Sabah baktım kızımın okul gömleği ütüsüz. “Çıkar da ütüleyelim, böyle gitme” dedim. Sonra çocukluğumdan kalma bir cümle beliriverdi zihnimde.
“Ütüsüz gömlekle adamı nasıl yollamış işe? Ne kadınlar var!” Aynı cümlenin bir de çocuk versiyonu; “Çocukları pespaye pespaye nasıl gönderiyor okula? Temiz, ütülü giydirsene!”
Annemin ve arkadaşlarının ütüden, temizlikten kadını sorumlu tuttukları yıllar. Kafalarındaki ideal kadına uymayanları da kıyasıya eleştirdikleri.
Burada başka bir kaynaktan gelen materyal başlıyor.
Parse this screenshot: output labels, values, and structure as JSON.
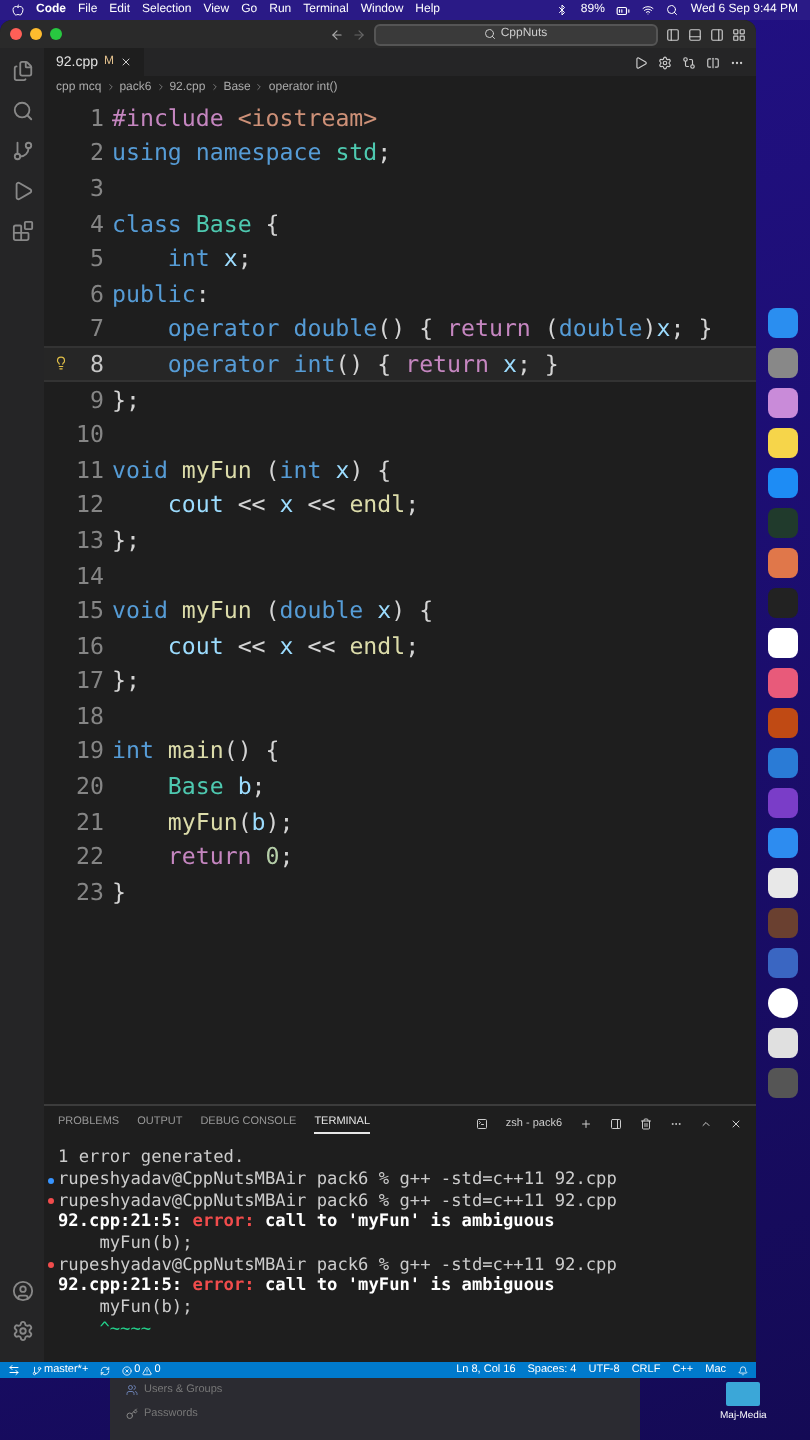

Bugün ise bizde ütüyü eşim yapıyor, çoğu ailede de ütü işinin erkeklerde olduğunu görüyorum. Kadının çalışma hayatına aktif katılımıyla eskinin görev dağılımı değişti haliyle. Erkekler de önceleri ‘kadın işi’ diye görülen işleri üstlenmeye başladılar. Ütü de bunlardan biri. Çoğu erkeğin temizlik değil de ütüyü tercih etmesinde nasıl bir eğilim var bilmiyorum. Belki kulaklıkları takıp podcast dinlemek, youtube’dan video seyretmek gibi aynı anda iki iş yapmaya imkan verdiği içindir. Neyse ki bugünün dünyasında erkeklerin de ev işlerinde sorumluluk alması ve işleri paylaşması güzel.
Masterchef sayesinde ülkemiz kahvaltılıklarına bir kez daha hayran kaldım
Masterchef’te geçtiğimiz haftalarda kahvaltı tarifleri vardı. İki takım da ülkemiz yöresel kahvaltılarından oluşan tariflerle dokunulmazlık yarışı yaptı. Ama nasıl kahvaltılıklar! Beyran çorbası, kaygana, simit, menemen, katmer, Sarıyer böreği, pişi, peynirli poğaça. Hepsini bir arada görünce tekrar hayran kaldım bu çeşitliliğe.
Üstelik bu sadece kahvaltılık menüsü. Bir de bunun tencere yemekleri, fırın yemekleri, kebapları, şerbetleri, hoşafları, çeşit çeşit çorbaları var. Böylesine zengin ve çok kültürlü bir mutfağa sahip olmak gerçekten büyüleyici. Ve elbette iştah verici.